“As a medic I practised under Professor Brtlík, a well-known children’s doctor at the children’s clinic in Prague. The building used to stand next to Nusel Bridge, but it’s been demolished since then. I was told to go to Liberec to the children’s clinic of the local regional hospital. I spent a year and a half there at the infection ward. I wanted to do paediatrics, but the hospital director Doctor Dub, when I was introducing myself, said: ‘Lad, I don’t have any free spot at the children’s ward. You’ll have to do pathology.’ But that wasn’t exactly the subject of my dreams. He offered me some other wards, and then said: ‘You wanted to do paediatrics, so go to the infection ward, there’s a free place there.’ The head doctor there was the excellent Doctor Hásek, he was a student of the renowned Professor Procházka from Bulovka Hospital. It was an enchanting period for me because he was so kind. He was always willing to give advice, he’d even come at night. I grasped the issue of infectious diseases there. Because the border region was full of newcomers, Slovaks, gypsies, who were often missing vaccination. All of the typical children’s infections that were fading out inland were rife there.”
“I enjoyed it a lot because infection medicine has the most research of all. It’s connected with microbiology, virology, parasitology. The development of antibiotics is also connected to our subject. When a new antibiotics was created, we immediately tried to get our hands on it. The work was very complex, I was often at the ends of my wit.”
“I spent my childhood in Říčany near Prague because my father was a state official. At first he worked at the customs office. He married Emílie from Petrovice, where I was also born. But then they lived in Říčany, where he worked as a supervisor of pension inspections. I lived there until I was seven because my father died of chronic leukaemia in 1928. Mum moved to her parents in Petrovice, that’s where I grew up afterwards.”
“The medical library in Hradec Králové naturally offered the complete Czech and Russian literature. Only occasionally did they have some important English magazine. But they were in such demand that it was almost impossible to get to them anyway. Western medicine was getting somewhat ahead of us. The Russian literature was rubbish, and also, it focused on a slightly different subject. It kept on about dysentery and Asian infections, which were of no interest to us. We couldn’t gain much from that. But they did occasionally touch on something from the English literature because at least some of the people there had [access to] it. But it got better in time.”
“During the Protectorate I was a farm hand. Mum had an acquaintance at the employment office in Kostelec, and the lady advised her against getting me employed as an office clerk for example. Because at the time I was already at risk of [being sent to] forced labour in a factory in the Reich. So I was a manual labourer and I worked for my grandfather. I also helped out at the town hall. The mayor always paid me a hundred crowns a month.”

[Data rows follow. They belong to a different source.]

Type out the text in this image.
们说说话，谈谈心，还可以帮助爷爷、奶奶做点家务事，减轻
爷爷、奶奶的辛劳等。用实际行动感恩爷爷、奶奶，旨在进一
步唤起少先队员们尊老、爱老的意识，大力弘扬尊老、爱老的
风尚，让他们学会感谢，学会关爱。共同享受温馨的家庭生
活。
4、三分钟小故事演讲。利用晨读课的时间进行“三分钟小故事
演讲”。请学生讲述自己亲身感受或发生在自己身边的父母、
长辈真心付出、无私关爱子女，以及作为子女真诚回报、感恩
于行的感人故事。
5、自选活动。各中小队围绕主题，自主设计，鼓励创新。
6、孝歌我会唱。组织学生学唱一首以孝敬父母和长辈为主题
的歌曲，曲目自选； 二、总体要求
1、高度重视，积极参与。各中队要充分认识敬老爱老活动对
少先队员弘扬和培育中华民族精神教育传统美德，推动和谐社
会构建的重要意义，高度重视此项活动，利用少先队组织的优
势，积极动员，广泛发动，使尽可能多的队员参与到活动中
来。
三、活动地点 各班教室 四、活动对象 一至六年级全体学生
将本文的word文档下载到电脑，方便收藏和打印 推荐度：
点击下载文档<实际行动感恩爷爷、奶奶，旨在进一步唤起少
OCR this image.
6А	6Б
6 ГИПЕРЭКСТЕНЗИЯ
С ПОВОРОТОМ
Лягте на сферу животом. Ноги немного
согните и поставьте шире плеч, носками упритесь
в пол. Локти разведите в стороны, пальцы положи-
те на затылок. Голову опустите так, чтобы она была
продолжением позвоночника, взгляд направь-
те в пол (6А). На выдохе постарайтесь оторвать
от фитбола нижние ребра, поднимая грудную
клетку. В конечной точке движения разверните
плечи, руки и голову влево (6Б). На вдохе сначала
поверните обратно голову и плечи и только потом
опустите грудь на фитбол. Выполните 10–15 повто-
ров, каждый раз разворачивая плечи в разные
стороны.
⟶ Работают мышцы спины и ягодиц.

My wife told me that it seemed I actually loved medicine more than her
Ladislav Král was born on 17 May 1921 in the village of Petrovice, which lies about 25 kilometres from Hradec Králové. He spent a part of his childhood in Říčany near Prague, where his father worked as a supervisor of pension inspections. After his death Ladislav and his mother and older sister moved to Petrovice, where he attended lower primary school. He gained further education at the town school (upper primary school) in Týniště nad Orlicí, and then switched to the third junior year of Rašín Grammar School in Hradec Králové. He graduated in 1940. In his youth he was chief of the Sokol sports association in Petrovice, he was also a member of YMCA in Hradec Králové, he played the violin and was also active in amateur theatre. Later on he was a member of the dance orchestra in Třebochovice and in Hradec Králové. During the war he worked as a farm hand on his grandfather‘s farm. At the same time he held the post of secretary at the town hall. It was his job to allocate the compulsory quotas of submitted agricultural produce, together with the counting of cattle and poultry. In 1945 he applied to the Faculty of Medicine in Prague. To enable his application to be accepted, he joined the Communist Party. He left the party in the late 1960s. He graduated in 1951. After his studies he was given a place in the Liberec hospital, in the Department of Infectious Diseases. He focused on this area of specialisation for his whole life. During his compulsory military service he was allocated to the military infection clinic in Hradec Králové. While there he focused on infectious diseases that affect the nervous system. He gained second degree certification for infectious diseases and gained the position of assistant. In 1970 he became permanent head doctor and remained in that position until his retirement in 1982. He worked another eight years as a children‘s doctor at a health clinic in Luže-Košumberk.